München, den 12. Januar 1999

Deutsches Patent- und Markenamt

Beschluss

in der Löschungssache

der Herren Frank Arendt und Frank Zimmermann Albert-Einstein-Str. 12 75015 Bretten

- Antragsteller -

Verfahrensbevollmächtigter: *

g e g e n

die Fa. *

- Antragsgegnerin und Markeninhaberin -

Verfahrensbevollmächtigter: Rechtsanwalt Dr. *

betreffend die Wortbildmarke

Electronic
Commerce

hat die Markenabteilung 3.4 durch den Leitenden Regierungsdirektor * als Vorsitzenden, die Regierungsdirektorin * und die Regierungsrätin z.A. *

b e s c h l o s s e n :

  1. Die Marke 365 10 721 wird gelöscht.
  2. Kosten werden weder auferlegt noch erstattet.

Gründe:

  1. Die vorstehend wiedergegebene Wortbildmarke 395 10 721 wurde am 6. November 1995 für die Dienstleistungen

    Erstellen und Einrichten von Computer-Systemen, mit denen der externe und interne Versand, Empfang und die Bearbeitung des Schriftverkehrs in einem Geschäftsbetrieb automatisiert und durch elektonische Datenverarbeitung abgewickelt wird; Erstellen und Einrichten von Computer-Systemen, mit denen der elektronische Briefverkehr, die Sprach- und Datenübertragung ermöglicht wird; Erstellen von Computer-Programmen; Beratung von Unternehmen auf dem Gebiet des elektronischen Austausches von standardisierten Nachrichten (Electronic Data Interchange); Organisationsberatung zum Einsatz der elektronischen Datenverarbeitung im gesamten betrieblichen Ablauf; Erstellen und Einrichten von Computer-Systemen, mit denen der Versand, Empfang und die Bearbeitung des Schriftverkehrs in einem Privathaushalt automatisiert und durch elektonische Datenverarbeitung abgewickelt wird; Einrichten und Erstellen eines Computer-Systems, mit dem der gesamte Kommunikationsbereich eines Privathaushaltes automatisiert wird; Einrichten und Erstellen eines Computer-Systems, mit dem der gesamte Kommunikationsbereich eines Geschäftsbetriebes automatisiert wird; Erstellen und Einrichten von Computer-Systemen, mit denen der Versand, Empfang und die Bearbeitung des Schriftverkehrs in einem Privathaushalt automatisiert und durch elektonische Datenverarbeitung abgewickelt wird; Einrichten und Erstellen eines Computer-Systems, mit dem der gesamte Kommunikationsbereich eines Privathaushaltes automatisiert wird

    in das Register eingetragen.

    Die Antragsteller begehren mit Antrag vom 22. Dezember 1997, eingegangen am 23. Dezember 1997, Löschung der Marke. Als Antragsteller wurde "ECP Electroic Commerce Partners GbR Frank Arendt und Frank Zimmermann" angegeben.
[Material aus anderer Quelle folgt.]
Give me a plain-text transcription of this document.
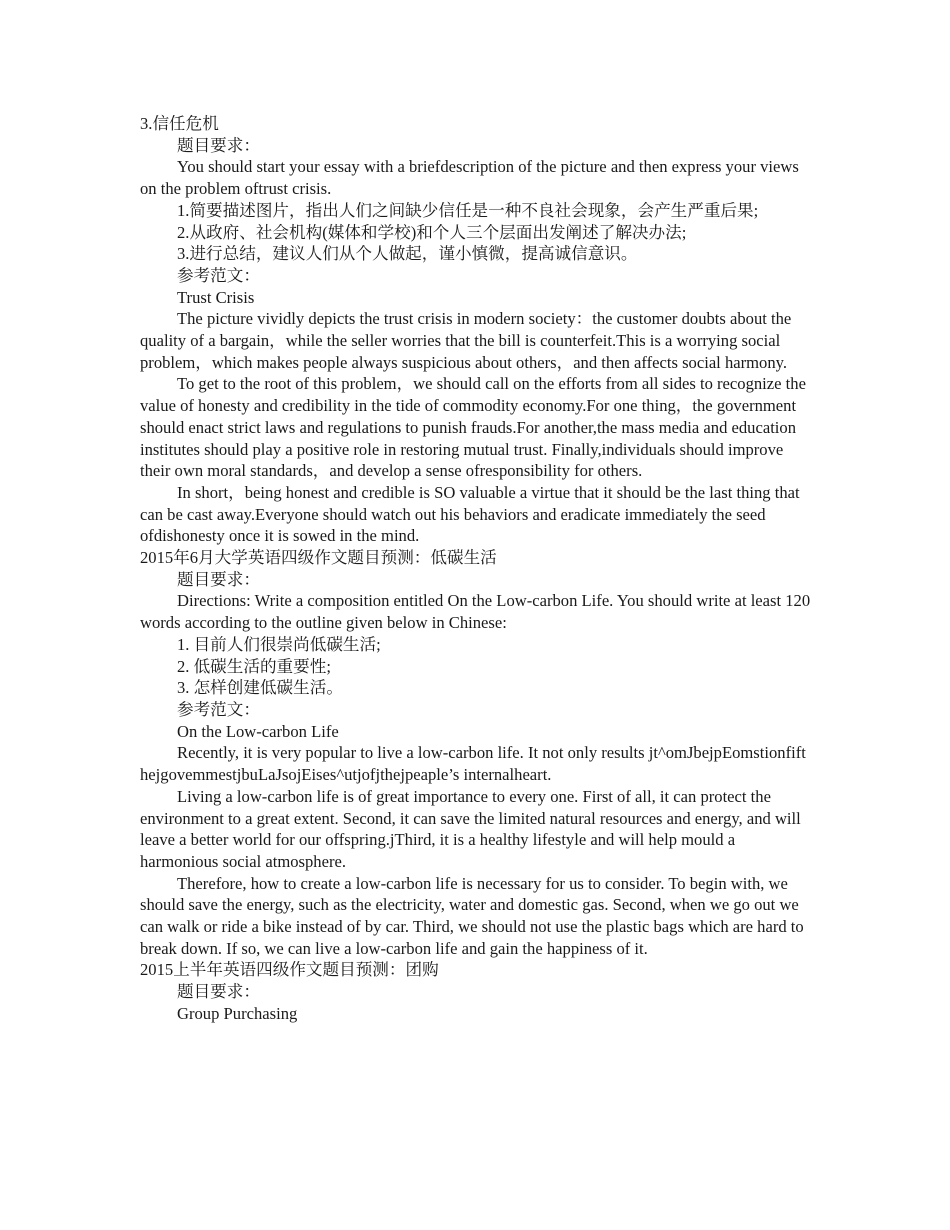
3.信任危机

题目要求：

You should start your essay with a briefdescription of the picture and then express your views on the problem oftrust crisis.

1.简要描述图片，指出人们之间缺少信任是一种不良社会现象，会产生严重后果;

2.从政府、社会机构(媒体和学校)和个人三个层面出发阐述了解决办法;

3.进行总结，建议人们从个人做起，谨小慎微，提高诚信意识。

参考范文：

Trust Crisis

The picture vividly depicts the trust crisis in modern society：the customer doubts about the quality of a bargain，while the seller worries that the bill is counterfeit.This is a worrying social problem，which makes people always suspicious about others，and then affects social harmony.

To get to the root of this problem，we should call on the efforts from all sides to recognize the value of honesty and credibility in the tide of commodity economy.For one thing，the government should enact strict laws and regulations to punish frauds.For another,the mass media and education institutes should play a positive role in restoring mutual trust. Finally,individuals should improve their own moral standards，and develop a sense ofresponsibility for others.

In short，being honest and credible is SO valuable a virtue that it should be the last thing that can be cast away.Everyone should watch out his behaviors and eradicate immediately the seed ofdishonesty once it is sowed in the mind.

2015年6月大学英语四级作文题目预测：低碳生活

题目要求：

Directions: Write a composition entitled On the Low-carbon Life. You should write at least 120 words according to the outline given below in Chinese:

1. 目前人们很崇尚低碳生活;

2. 低碳生活的重要性;

3. 怎样创建低碳生活。

参考范文：

On the Low-carbon Life

Recently, it is very popular to live a low-carbon life. It not only results jt^omJbejpEomstionfifthejgovemmestjbuLaJsojEises^utjofjthejpeaple’s internalheart.

Living a low-carbon life is of great importance to every one. First of all, it can protect the environment to a great extent. Second, it can save the limited natural resources and energy, and will leave a better world for our offspring.jThird, it is a healthy lifestyle and will help mould a harmonious social atmosphere.

Therefore, how to create a low-carbon life is necessary for us to consider. To begin with, we should save the energy, such as the electricity, water and domestic gas. Second, when we go out we can walk or ride a bike instead of by car. Third, we should not use the plastic bags which are hard to break down. If so, we can live a low-carbon life and gain the happiness of it.

2015上半年英语四级作文题目预测：团购

题目要求：

Group Purchasing
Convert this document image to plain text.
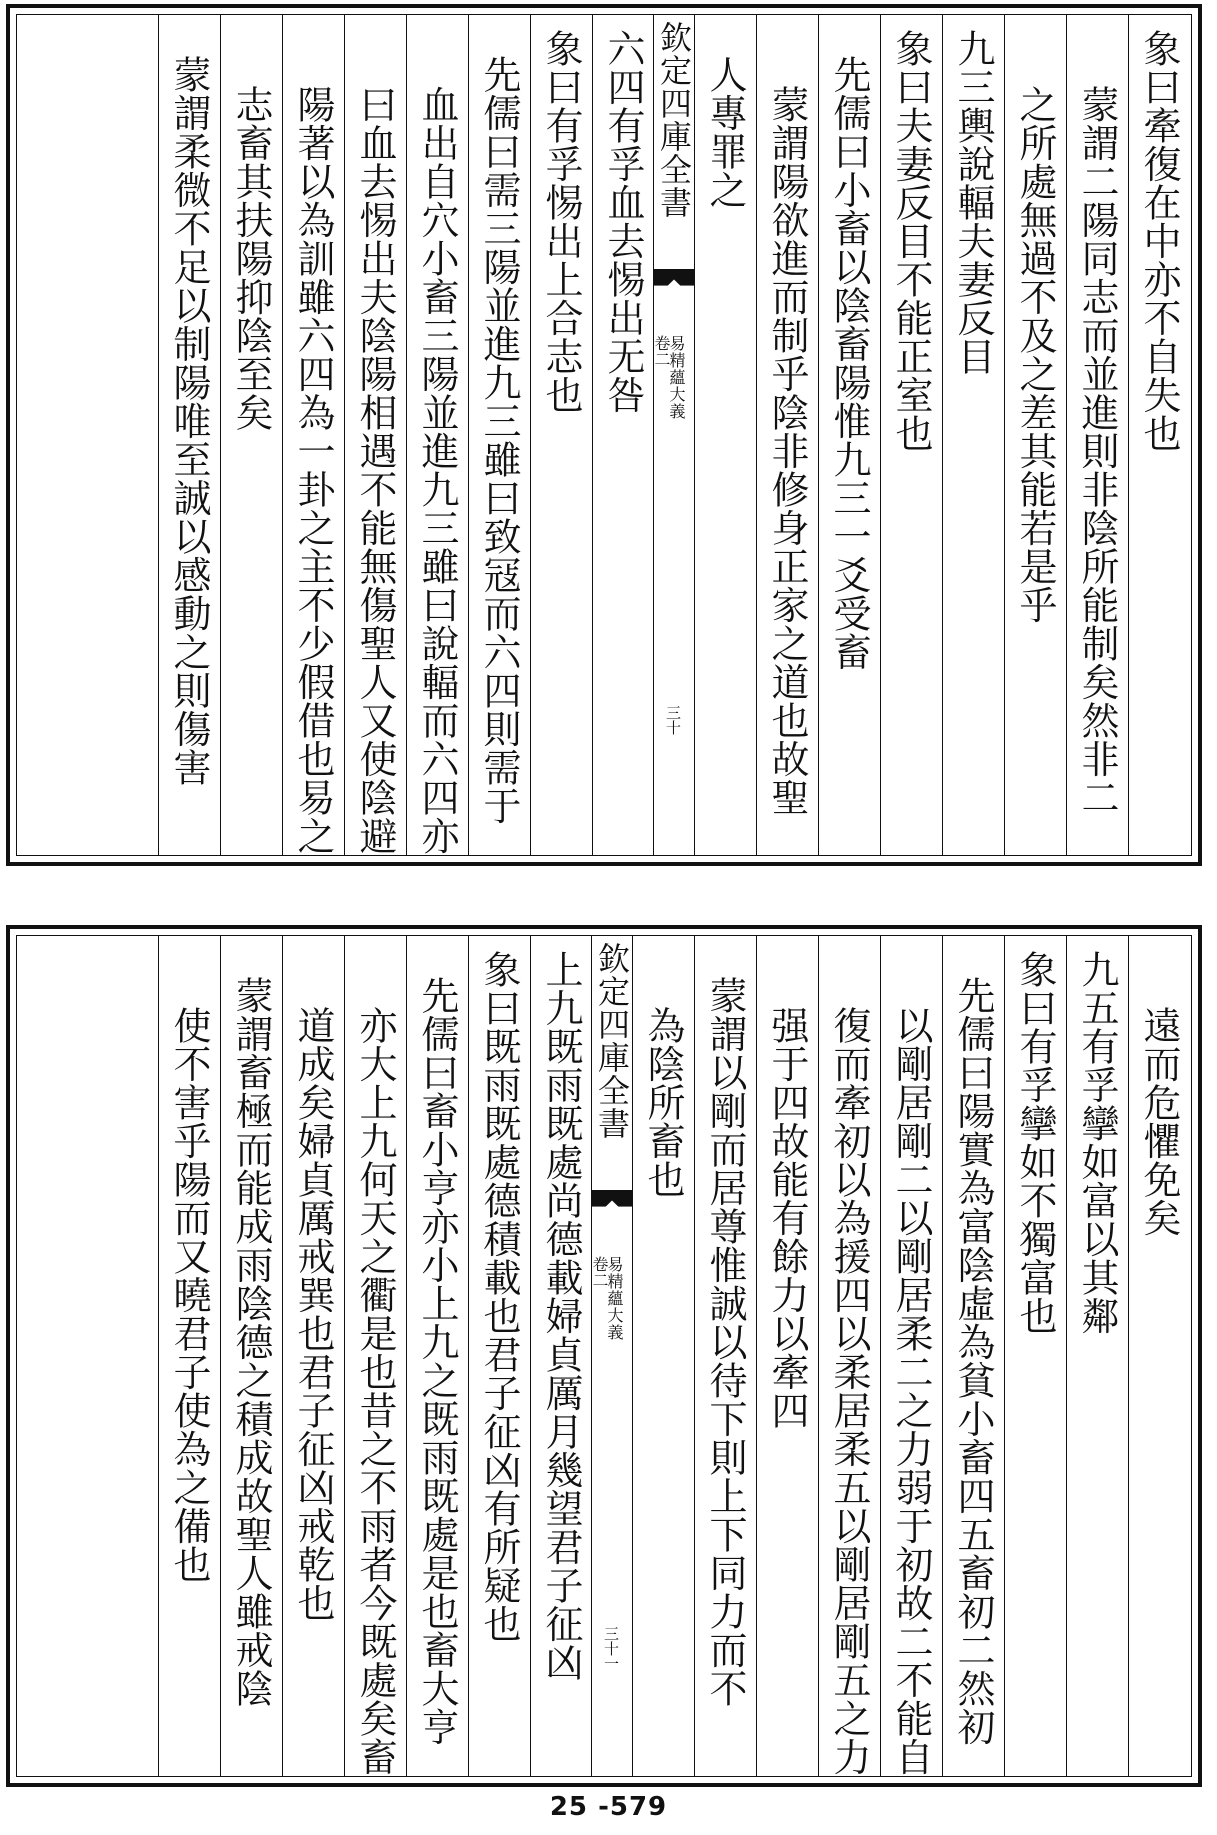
象曰牽復在中亦不自失也
蒙謂二陽同志而並進則非陰所能制矣然非二
之所處無過不及之差其能若是乎
九三輿說輻夫妻反目
象曰夫妻反目不能正室也
先儒曰小畜以陰畜陽惟九三一爻受畜
蒙謂陽欲進而制乎陰非修身正家之道也故聖
人專罪之
欽定四庫全書
易精蘊大義
卷二
三十
六四有孚血去惕出无咎
象曰有孚惕出上合志也
先儒曰需三陽並進九三雖曰致冦而六四則需于
血出自穴小畜三陽並進九三雖曰說輻而六四亦
曰血去惕出夫陰陽相遇不能無傷聖人又使陰避
陽著以為訓雖六四為一卦之主不少假借也易之
志畜其扶陽抑陰至矣
蒙謂柔微不足以制陽唯至誠以感動之則傷害
遠而危懼免矣
九五有孚攣如富以其鄰
象曰有孚攣如不獨富也
先儒曰陽實為富陰虛為貧小畜四五畜初二然初
以剛居剛二以剛居柔二之力弱于初故二不能自
復而牽初以為援四以柔居柔五以剛居剛五之力
强于四故能有餘力以牽四
蒙謂以剛而居尊惟誠以待下則上下同力而不
為陰所畜也
欽定四庫全書
易精蘊大義
卷二
三十一
上九既雨既處尚德載婦貞厲月幾望君子征凶
象曰既雨既處德積載也君子征凶有所疑也
先儒曰畜小亨亦小上九之既雨既處是也畜大亨
亦大上九何天之衢是也昔之不雨者今既處矣畜
道成矣婦貞厲戒巽也君子征凶戒乾也
蒙謂畜極而能成雨陰德之積成故聖人雖戒陰
使不害乎陽而又曉君子使為之備也
25 -579
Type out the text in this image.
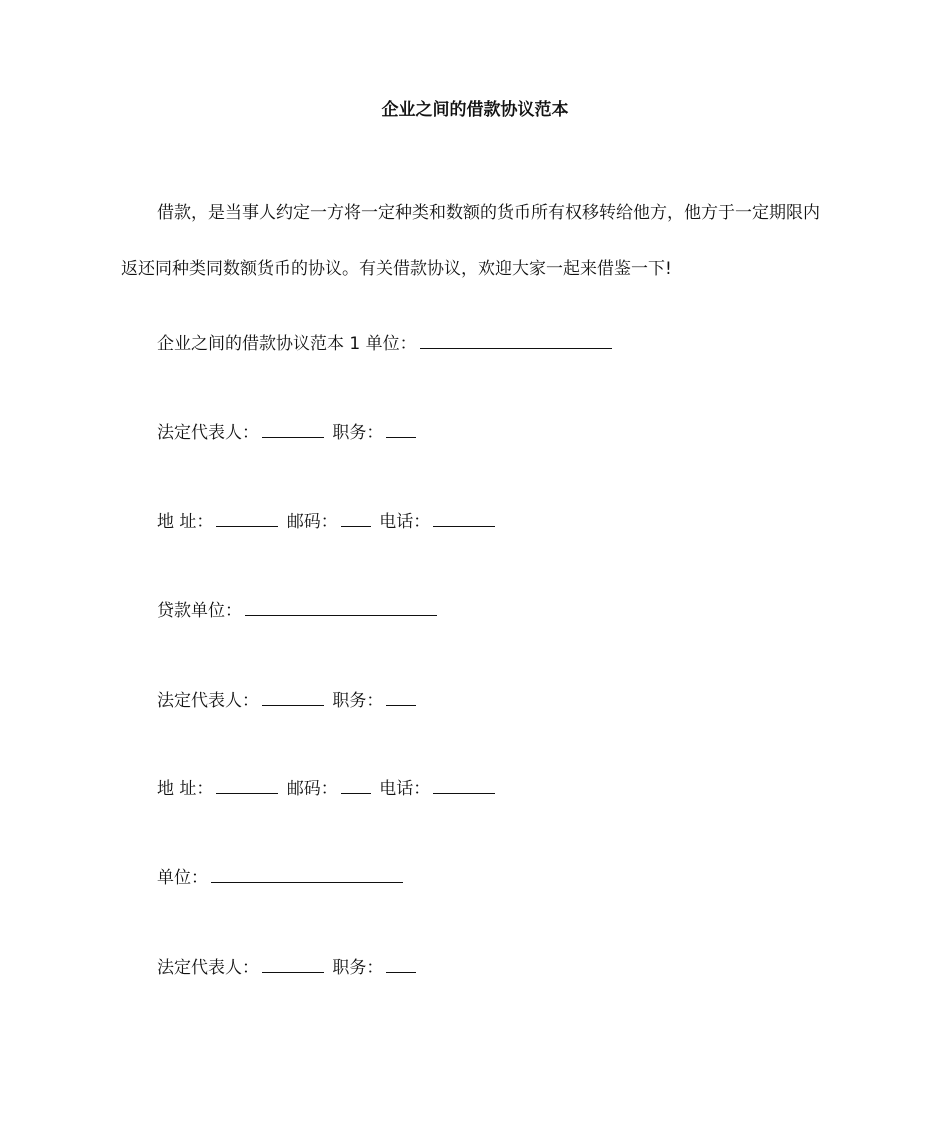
企业之间的借款协议范本
借款，是当事人约定一方将一定种类和数额的货币所有权移转给他方，他方于一定期限内返还同种类同数额货币的协议。有关借款协议，欢迎大家一起来借鉴一下!
企业之间的借款协议范本 1 单位：
法定代表人：	职务：
地 址：	邮码： 电话：
贷款单位：
法定代表人：	职务：
地 址：	邮码： 电话：
单位：
法定代表人：	职务：
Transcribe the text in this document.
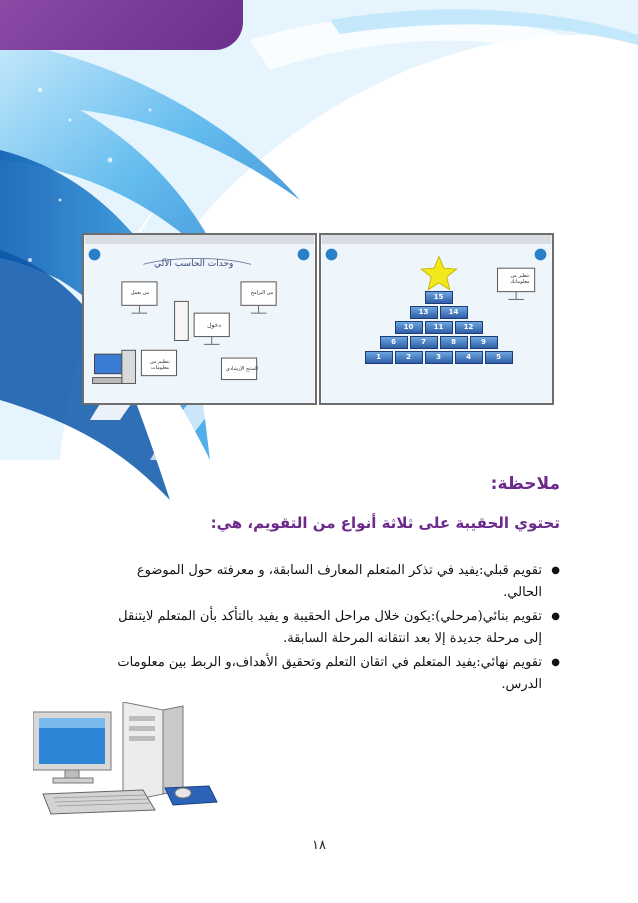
وحدات الحاسب الآلي
من يعمل	من البرامج
دخول
تنظيم من معلومات	المنتج الإرشادي
تنظير من معلوماتك
15
13	14
10	11	12
6	7	8	9
1	2	3	4	5
ملاحظة:
تحتوي الحقيبة على ثلاثة أنواع من التقويم، هي:
● تقويم قبلي:يفيد في تذكر المتعلم المعارف السابقة، و معرفته حول الموضوع الحالي.
● تقويم بنائي(مرحلي):يكون خلال مراحل الحقيبة و يفيد بالتأكد بأن المتعلم لايتنقل إلى مرحلة جديدة إلا بعد انتقانه المرحلة السابقة.
● تقويم نهائي:يفيد المتعلم في اتقان التعلم وتحقيق الأهداف،و الربط بين معلومات الدرس.
١٨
    Sie machen gelten, die Marke sei entgengen § 8 Abs. 2 Nr. 1, 2 und 3 MarkenG eingetragen worden und sei auch derzeit nicht schutzfähig.

    "Electronic Commerce" stehe für elektronischen Handel im Internet bzw. www. Für diese Behauptung legten die Antragsteller mehrere Nachweise vor. Antragsteller seien die beiden natürlichen Personen, die die Gesellschaft bürgelichen Rechts bilden, und darüber hinaus werde Gesellschaften bürgerlichen Rechts von der Rechtsprechung zum Teil aktive und passive Pareifähigkeit zugemessen.

    Die Antragsgegnerin und Markeninhaberin hat dem per Einschreiben am 06. März 1998 an sie abgesandten Löschungsantrag mit Schreiben vom 30. März 1998, hier eingegangen am 31. März 1998, widersprochen.

    Sie beantragt,

    den Löschungsantrag kostenpflichtig zurückzuweisen.

    Die Antragsgegnerin bestreitet die Antragsberechtigung der Antragsteller. Diese seinen als Gesellschaft bürgerlichen Rechts weder eine natürliche noch eine juristische Person. Die Antragsgegnerin ist überdies der Auffassung, die angegriffene Marke sei unterscheidungskräftig und nicht freihaltebedürftig im Sinne von § 8 Abs. 1 Nr. 2 MarkenG. Der Begriff "Electronic Commerce" sei zum Zeitpunkt der Eintragung 1995 nicht gebräuchlich gewesen; zudem sei die Marke durch ihre graphische Gestaltung schutzfähig.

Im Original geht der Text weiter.